17 yıldır kanunsuzluk etmektesin, yalan ve iftirada bulunmaktasın, kin ve nefret kusmaktasın; Haccac’la yarışırcasına zulmetmektesin, gözü doymaz bir Firavunlukla kamu malı aşırmaktasın, ABD’li efendilerine verdiğin hainane sözleri yerine getirebilmek için Vatan Toprağı satmaktasın. Ege’deki 18 Ada’mızı Yunanistan’a peşkeş çekmektesin. Yine Ege’deki ve Doğu Akdeniz’deki deniz alanlarımızı Yunanistan’la Kıbrıs Rum Kesimi’nin ilhak etmesine göz yummaktasın, görmezlikten, bilmezlikten gelmektesin. Ve tüm bunlara ilaveten de ABD’li ve AB’li Emperyalist Çakalların, Haydutların Ortadoğu’da 10 milyon Müslümanın canına kıymalarında onlara suç ortaklığı etmektesin, taşeronluk etmektesin. Laik Cumhuriyet’in tüm kurumlarını bir bir çökertip yıkmaktasın. Onun yerine, senin adına bağlı bir Ortaçağcı Din Devleti inşasına girişmektesin. Dolayısıyla durup dinlenmeden suç işlemektesin…

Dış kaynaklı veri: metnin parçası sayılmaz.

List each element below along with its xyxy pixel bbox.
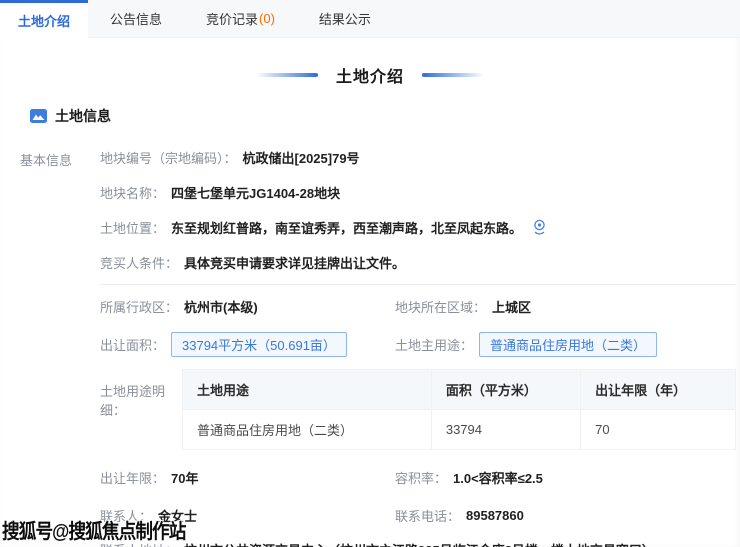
- section-title: 土地信息: [55, 106, 111, 126]
- tab-announcement[interactable]: 公告信息: [88, 0, 184, 37]
- field-value: 东至规划红普路，南至谊秀弄，西至潮声路，北至凤起东路。: [171, 218, 522, 237]
- field-main-use: 土地主用途： 普通商品住房用地（二类）: [395, 332, 736, 357]
- row-term-ratio: 出让年限： 70年 容积率： 1.0<容积率≤2.5: [100, 458, 736, 496]
- tab-land-intro[interactable]: 土地介绍: [0, 0, 88, 38]
- group-label: 基本信息: [0, 140, 100, 547]
- watermark: 搜狐号@搜狐焦点制作站: [2, 515, 185, 544]
- field-value: 1.0<容积率≤2.5: [453, 468, 543, 487]
- title-decor-right: [422, 73, 484, 77]
- col-header-term: 出让年限（年）: [581, 370, 736, 410]
- cell-area: 33794: [431, 410, 580, 450]
- page-title-row: 土地介绍: [0, 64, 740, 86]
- field-label: 土地位置：: [100, 218, 165, 237]
- area-value-tag: 33794平方米（50.691亩）: [171, 332, 347, 357]
- field-plot-code: 地块编号（宗地编码）： 杭政储出[2025]79号: [100, 140, 736, 175]
- field-area: 出让面积： 33794平方米（50.691亩）: [100, 332, 395, 357]
- land-image-icon: [30, 109, 47, 123]
- land-info-section-header: 土地信息: [30, 106, 740, 126]
- field-label: 容积率：: [395, 468, 447, 487]
- field-value: 四堡七堡单元JG1404-28地块: [171, 183, 340, 202]
- use-detail-table: 土地用途 面积（平方米） 出让年限（年） 普通商品住房用地（二类） 33794 …: [182, 369, 736, 450]
- main-use-value-tag: 普通商品住房用地（二类）: [479, 332, 657, 357]
- field-value: 杭州市公共资源交易中心（杭州市之江路925号临江金座2号楼一楼土地交易窗口）: [184, 540, 655, 547]
- field-value: 89587860: [466, 508, 524, 523]
- cell-use: 普通商品住房用地（二类）: [183, 410, 432, 450]
- field-value: 杭政储出[2025]79号: [243, 148, 360, 167]
- field-bidder-condition: 竞买人条件： 具体竞买申请要求详见挂牌出让文件。: [100, 245, 736, 280]
- table-row: 普通商品住房用地（二类） 33794 70: [183, 410, 736, 450]
- table-header-row: 土地用途 面积（平方米） 出让年限（年）: [183, 370, 736, 410]
- field-district: 地块所在区域： 上城区: [395, 297, 736, 316]
- field-label: 土地主用途：: [395, 335, 473, 354]
- row-contact: 联系人： 金女士 联系电话： 89587860: [100, 496, 736, 534]
- field-phone: 联系电话： 89587860: [395, 506, 736, 525]
- tab-label: 公告信息: [110, 9, 162, 28]
- map-location-icon[interactable]: [532, 219, 547, 236]
- use-detail-block: 土地用途明细： 土地用途 面积（平方米） 出让年限（年） 普通商品住房用地（二类…: [100, 369, 736, 450]
- tab-label: 结果公示: [319, 9, 371, 28]
- tab-results[interactable]: 结果公示: [297, 0, 393, 37]
- row-region: 所属行政区： 杭州市(本级) 地块所在区域： 上城区: [100, 287, 736, 325]
- land-detail-page: 土地介绍 公告信息 竞价记录(0) 结果公示 土地介绍 土地信息 基本信息: [0, 0, 740, 547]
- field-label: 竞买人条件：: [100, 253, 178, 272]
- field-label: 地块编号（宗地编码）：: [100, 148, 237, 167]
- bid-count-badge: (0): [259, 11, 275, 26]
- col-header-use: 土地用途: [183, 370, 432, 410]
- fields-column: 地块编号（宗地编码）： 杭政储出[2025]79号 地块名称： 四堡七堡单元JG…: [100, 140, 740, 547]
- tab-label: 土地介绍: [18, 11, 70, 30]
- field-label: 联系电话：: [395, 506, 460, 525]
- tab-label: 竞价记录: [206, 9, 258, 28]
- field-label: 出让面积：: [100, 335, 165, 354]
- field-value: 具体竞买申请要求详见挂牌出让文件。: [184, 253, 405, 272]
- field-plot-ratio: 容积率： 1.0<容积率≤2.5: [395, 468, 736, 487]
- field-label: 地块所在区域：: [395, 297, 486, 316]
- field-label: 地块名称：: [100, 183, 165, 202]
- field-location: 土地位置： 东至规划红普路，南至谊秀弄，西至潮声路，北至凤起东路。: [100, 210, 736, 245]
- field-label: 所属行政区：: [100, 297, 178, 316]
- field-value: 70年: [171, 468, 198, 487]
- page-title: 土地介绍: [336, 63, 404, 87]
- tab-bid-records[interactable]: 竞价记录(0): [184, 0, 297, 37]
- cell-term: 70: [581, 410, 736, 450]
- row-area-use: 出让面积： 33794平方米（50.691亩） 土地主用途： 普通商品住房用地（…: [100, 325, 736, 363]
- section-divider: [100, 284, 736, 285]
- field-plot-name: 地块名称： 四堡七堡单元JG1404-28地块: [100, 175, 736, 210]
- field-label: 出让年限：: [100, 468, 165, 487]
- tab-bar: 土地介绍 公告信息 竞价记录(0) 结果公示: [0, 0, 740, 38]
- col-header-area: 面积（平方米）: [431, 370, 580, 410]
- title-decor-left: [256, 73, 318, 77]
- field-value: 上城区: [492, 297, 531, 316]
- field-admin-region: 所属行政区： 杭州市(本级): [100, 297, 395, 316]
- field-value: 杭州市(本级): [184, 297, 258, 316]
- field-address: 联系人地址： 杭州市公共资源交易中心（杭州市之江路925号临江金座2号楼一楼土地…: [100, 534, 736, 547]
- field-term: 出让年限： 70年: [100, 468, 395, 487]
- field-label: 土地用途明细：: [100, 369, 182, 450]
- basic-info-block: 基本信息 地块编号（宗地编码）： 杭政储出[2025]79号 地块名称： 四堡七…: [0, 140, 740, 547]
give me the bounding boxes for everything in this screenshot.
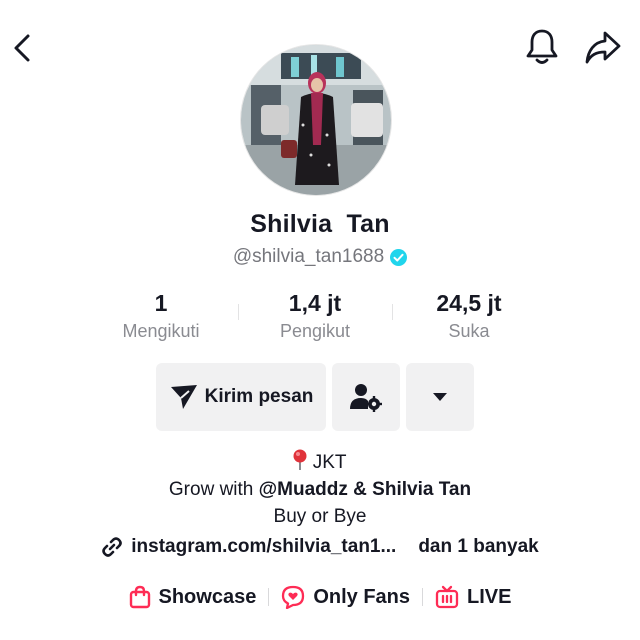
more-options-button[interactable] [406, 363, 474, 431]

Özetçe; tepeden tırnağa binbir suça batmış durumdasın Tayyip; sen ve avanen…

Hep söylediğimiz gibi hesaba çekileceksiniz!

Bugünkü TCK kapsamında yargılanıp, mahkûm edilip hak ettiğiniz cezalara çarptırılacaksınız. Kaçışınız da olmayacak, kurtuluşunuz da…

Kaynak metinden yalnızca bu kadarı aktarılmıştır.